Yesterday when we got up and opened the shades it looked like we were in a Syrian refugee camp. We were surrounded by tents, mostly the tiny two man style where you have to lay down on your sleeping bag to wriggle into your pants. Many of these folks arrived after work on a Friday night and set up in the darkness. It’s hard to put up a tent on a rock hard desert surface; the stakes just don’t go in. We were glad to see a tent identical to the one we first started camping in. Its a design that’s lasted forty years and you can put on your pants standing up inside.
Another series of rain storms has hit the northern California coast after a dry February. It’s dumping lots of snow in the Sierra Nevada - good for ending the California drought, but bad for our plan to visit the national parks in the central part of the state when we return from Patagonia. Since Death Valley is nowhere near the northern California coast, we only had huge gusts of wind. It was warm and we had all the windows open. Soon everything we touched was coated with a fine layer of insidious sand. It blew so hard, we closed the slides on the windward side; the sound of the flapping slide toppers was enough to raise the dead. It was still windy when we got up this morning, but all the tents were gone. We surely understand why they didn’t make it through the night, but wondered where everyone went at 2am. Pahrump, the nearest town, is an hour’s drive away. The rest of California is hours of curvey, climbing road before you get to civilization. There are limited hotel/lodge facilities at Death Valley and on a Saturday night, they must have been booked out. They didn’t sleep in their cars; those were gone, too. Here’s hoping the tenters didn’t just all blow away.
Ken had continuing wind gusts to deal with as we climbed out of Death Valley and up to a 5,000 foot pass. It was sunny and warm enough for shorts when we started, but it was sleeting at the pass. We are back at the campground where we spent a week in Las Vegas not long ago, enjoying full utilities at bargain prices and a powerful PBS signal that should mean that we can enjoy the final episode of Downtown Abbey without hesitations and stutters, which is what we get from the PBS feed on the satellite dish. The first order of business was cleaning. We both spent an hour wiping and vacuuming, but it’s hard to notice every nook now occupied by sand. I have a feeling we’ll be remembering that last windy night in Death Valley for months to come.

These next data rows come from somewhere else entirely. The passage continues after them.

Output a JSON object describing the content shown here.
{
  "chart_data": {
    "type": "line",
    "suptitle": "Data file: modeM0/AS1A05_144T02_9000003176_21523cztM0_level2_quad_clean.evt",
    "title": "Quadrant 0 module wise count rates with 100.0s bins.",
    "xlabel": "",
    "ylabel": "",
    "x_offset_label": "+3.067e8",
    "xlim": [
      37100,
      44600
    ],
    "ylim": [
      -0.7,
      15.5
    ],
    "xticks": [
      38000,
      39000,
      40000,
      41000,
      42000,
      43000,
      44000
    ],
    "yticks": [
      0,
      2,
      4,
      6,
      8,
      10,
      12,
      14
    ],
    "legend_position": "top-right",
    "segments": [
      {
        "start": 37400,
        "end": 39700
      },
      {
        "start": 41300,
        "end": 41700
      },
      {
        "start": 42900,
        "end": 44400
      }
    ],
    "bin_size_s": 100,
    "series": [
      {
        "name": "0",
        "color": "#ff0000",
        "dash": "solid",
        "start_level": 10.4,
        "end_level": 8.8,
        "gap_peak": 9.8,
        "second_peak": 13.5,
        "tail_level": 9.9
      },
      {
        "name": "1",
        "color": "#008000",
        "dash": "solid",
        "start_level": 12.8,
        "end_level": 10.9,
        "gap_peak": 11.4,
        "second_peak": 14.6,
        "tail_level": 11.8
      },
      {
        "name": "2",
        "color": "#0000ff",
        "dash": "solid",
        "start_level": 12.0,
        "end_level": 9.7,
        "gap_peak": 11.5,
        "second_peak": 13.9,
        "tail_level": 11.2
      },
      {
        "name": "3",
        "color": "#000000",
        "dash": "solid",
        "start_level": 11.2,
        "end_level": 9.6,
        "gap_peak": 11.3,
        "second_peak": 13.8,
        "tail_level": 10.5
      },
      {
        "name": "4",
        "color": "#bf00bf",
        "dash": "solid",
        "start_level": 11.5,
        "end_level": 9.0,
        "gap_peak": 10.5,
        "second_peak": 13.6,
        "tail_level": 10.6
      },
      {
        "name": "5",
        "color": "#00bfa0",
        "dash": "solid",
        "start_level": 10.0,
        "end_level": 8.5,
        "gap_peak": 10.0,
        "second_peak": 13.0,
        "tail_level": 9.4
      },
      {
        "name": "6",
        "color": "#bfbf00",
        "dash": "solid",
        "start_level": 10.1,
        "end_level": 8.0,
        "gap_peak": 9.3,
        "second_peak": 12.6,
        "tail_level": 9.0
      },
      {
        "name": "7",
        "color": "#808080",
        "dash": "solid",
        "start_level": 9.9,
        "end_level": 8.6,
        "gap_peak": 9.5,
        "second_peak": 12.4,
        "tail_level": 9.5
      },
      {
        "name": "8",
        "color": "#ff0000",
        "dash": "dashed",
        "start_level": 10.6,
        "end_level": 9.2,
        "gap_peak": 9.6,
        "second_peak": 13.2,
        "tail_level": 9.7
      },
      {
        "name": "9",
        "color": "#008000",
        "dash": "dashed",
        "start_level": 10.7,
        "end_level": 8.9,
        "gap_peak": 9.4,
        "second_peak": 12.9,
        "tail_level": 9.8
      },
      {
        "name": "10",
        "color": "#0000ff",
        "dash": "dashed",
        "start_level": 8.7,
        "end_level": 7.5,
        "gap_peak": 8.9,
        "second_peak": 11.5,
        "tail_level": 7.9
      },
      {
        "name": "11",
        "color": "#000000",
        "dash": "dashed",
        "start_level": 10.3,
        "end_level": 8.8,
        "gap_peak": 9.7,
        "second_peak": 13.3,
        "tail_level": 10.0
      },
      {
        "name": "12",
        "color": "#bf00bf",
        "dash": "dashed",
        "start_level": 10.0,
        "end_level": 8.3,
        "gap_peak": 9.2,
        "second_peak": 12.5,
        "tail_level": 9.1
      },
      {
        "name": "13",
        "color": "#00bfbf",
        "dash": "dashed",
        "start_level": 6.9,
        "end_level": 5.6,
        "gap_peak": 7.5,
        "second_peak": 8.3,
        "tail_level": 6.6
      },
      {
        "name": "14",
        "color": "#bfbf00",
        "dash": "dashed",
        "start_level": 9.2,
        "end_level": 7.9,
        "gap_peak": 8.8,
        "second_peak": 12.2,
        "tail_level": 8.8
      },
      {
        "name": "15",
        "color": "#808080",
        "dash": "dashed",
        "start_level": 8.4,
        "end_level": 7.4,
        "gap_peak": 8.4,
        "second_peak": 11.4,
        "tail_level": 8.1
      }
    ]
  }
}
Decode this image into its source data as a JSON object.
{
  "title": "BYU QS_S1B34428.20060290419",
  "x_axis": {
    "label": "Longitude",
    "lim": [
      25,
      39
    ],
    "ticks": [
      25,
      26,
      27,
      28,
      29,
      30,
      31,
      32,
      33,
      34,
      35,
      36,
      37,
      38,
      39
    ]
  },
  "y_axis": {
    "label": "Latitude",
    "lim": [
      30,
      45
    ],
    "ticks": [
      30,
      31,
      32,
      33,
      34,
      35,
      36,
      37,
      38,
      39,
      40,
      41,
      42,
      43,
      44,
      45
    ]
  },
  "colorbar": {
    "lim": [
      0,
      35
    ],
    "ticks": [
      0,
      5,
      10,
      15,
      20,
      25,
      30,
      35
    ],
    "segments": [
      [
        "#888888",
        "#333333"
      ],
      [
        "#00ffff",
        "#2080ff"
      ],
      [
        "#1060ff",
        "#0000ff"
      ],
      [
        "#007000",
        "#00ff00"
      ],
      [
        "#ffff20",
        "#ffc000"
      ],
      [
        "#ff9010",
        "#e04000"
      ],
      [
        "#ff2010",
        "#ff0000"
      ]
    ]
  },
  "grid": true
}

We feel comfortable leaving the motor home at this campground, where itinerant folks like us are interspersed with more permanent residents who are vested in the quality of their life here. We are paying $13/night for the monthly rate plus electricity and can leave the frig running and the DVR recording while we are gone. The airport is less than ten miles away so beginning the trip to Patagonia should go smoothly. Fingers crossed.